The government argues it’s important to reduce debt while the economy is growing and not to burden future generations. German Finance Minister Olaf Scholz submitted a balanced draft budget of 360 billion euros ($400 billion) for 2020 last week and Chancellor Angela Merkel said in a speech before the German Taxpayers’ Federation that the government was sticking to its balanced budget, “not as a goal in itself, as we are often accused of doing, but because clear economic reasons and fairness aspects argue for that.”
Merkel noted that Germany’s total debt would fall below 60% of gross domestic product — the limit for countries that use the euro — for the first time since 2002. The German constitution itself sharply limits deficits to 0.35% of GDP except in a crisis, yet the government’s surpluses go well beyond that requirement.
While the German government may not be giving up on balanced budgets, there are signs it is at least easing up the zeal with which it amasses surpluses.
Last year’s surplus of 1.9% of GDP has fallen to 1.4% this year and is expected to hit 0.9% next year — meaning that the government is already providing some fiscal stimulus. Germany’s economy shrank 0.1% in the second quarter and underlying figures are pointing to another quarter of contraction, which would put the country in a technical recession.
It is striking that the government refuses any new borrowing at a time when it can do so at negative interest rates — meaning it would get paid back more than it borrows. German 10-year bonds currently yield minus 0.48%, and the government was able to sell a 30-year bond at a negative interest rate in August.
Marcel Fratscher, the head of the German Institute for Economic Research in Berlin, has called the balanced budget a “false fetish.” His institute has argued that Germany needs to invest in long-term modernization projects such as extending digital services in rural areas.
The president of the Federation of German Industries, Dieter Kempf, said in an interview with Der Spiegel that “it’s worth considering sensible use of the space,” allowed by the constitution to fund more investment.
The calls to spend are not coming only from those concerned about the economy, but also climate activists who say more needs to be done to shift the world economy from carbon-intensive industries and consumption. Public pressure has only grown after the country witnessed its hottest summer on record and the opposition Greens party made big gains in elections to the European Parliament and in domestic polls.
On Friday, the government is expected to unveil a package of incentives aimed at reducing carbon dioxide emissions from homes and autos so that Germany can meet its goals under the 2015 Paris climate accord.
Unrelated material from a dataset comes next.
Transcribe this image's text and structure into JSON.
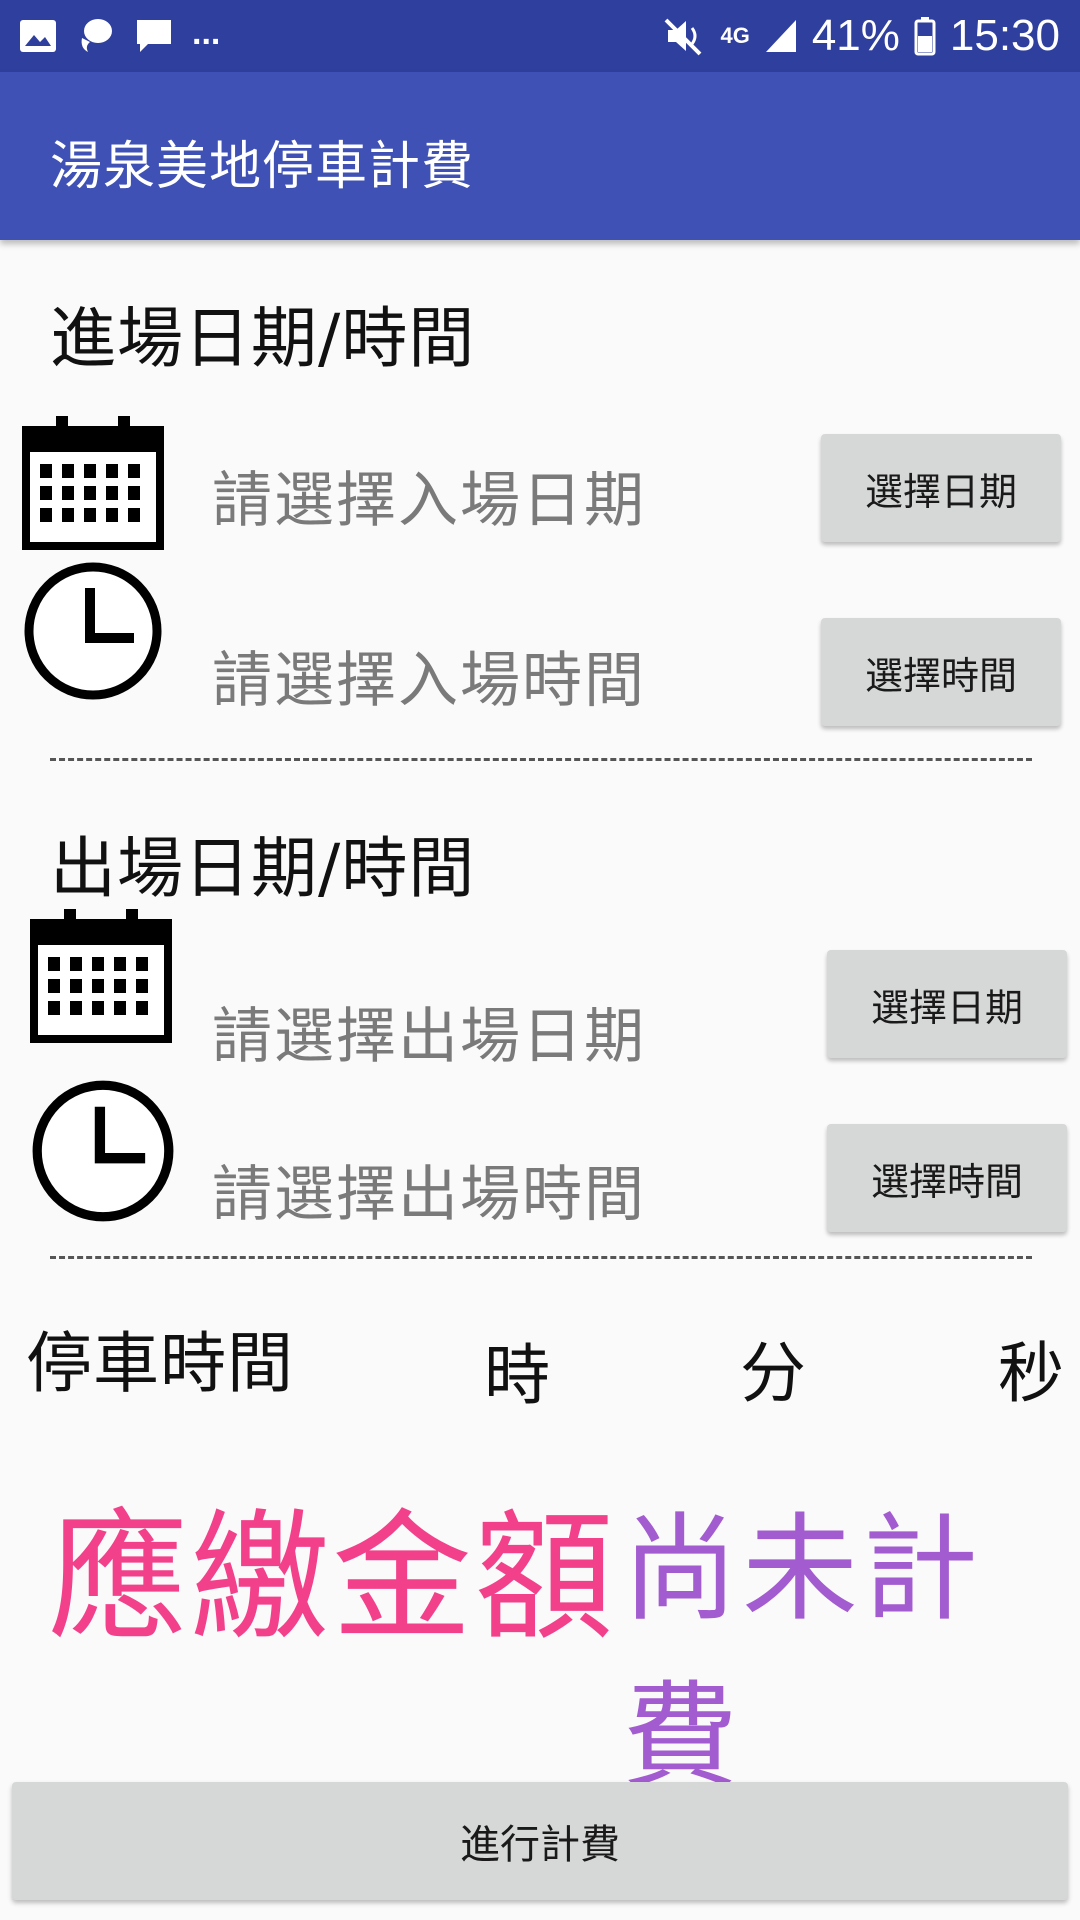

Possible measures include incentives to replace old heating systems or to purchase battery-powered autos. A report in Die Welt newspaper said the government was considering measures totaling some 40 billion euros ($44 billion) through 2023.
Brzeski said such a program “would not be enough to stop the slide of the economy toward recessionary territory, but it could be an important cornerstone in Germany’s recovery and its quest for a new economic model.”
Spending on that level would only be “a slow-motion stimulus” since it will take time to roll out, said Holger Schmieding, chief economist at Berenberg bank.
“It will add up over time and support domestic demand,” he said. “However, the German stimulus will not be a European, let alone a global, game changer.”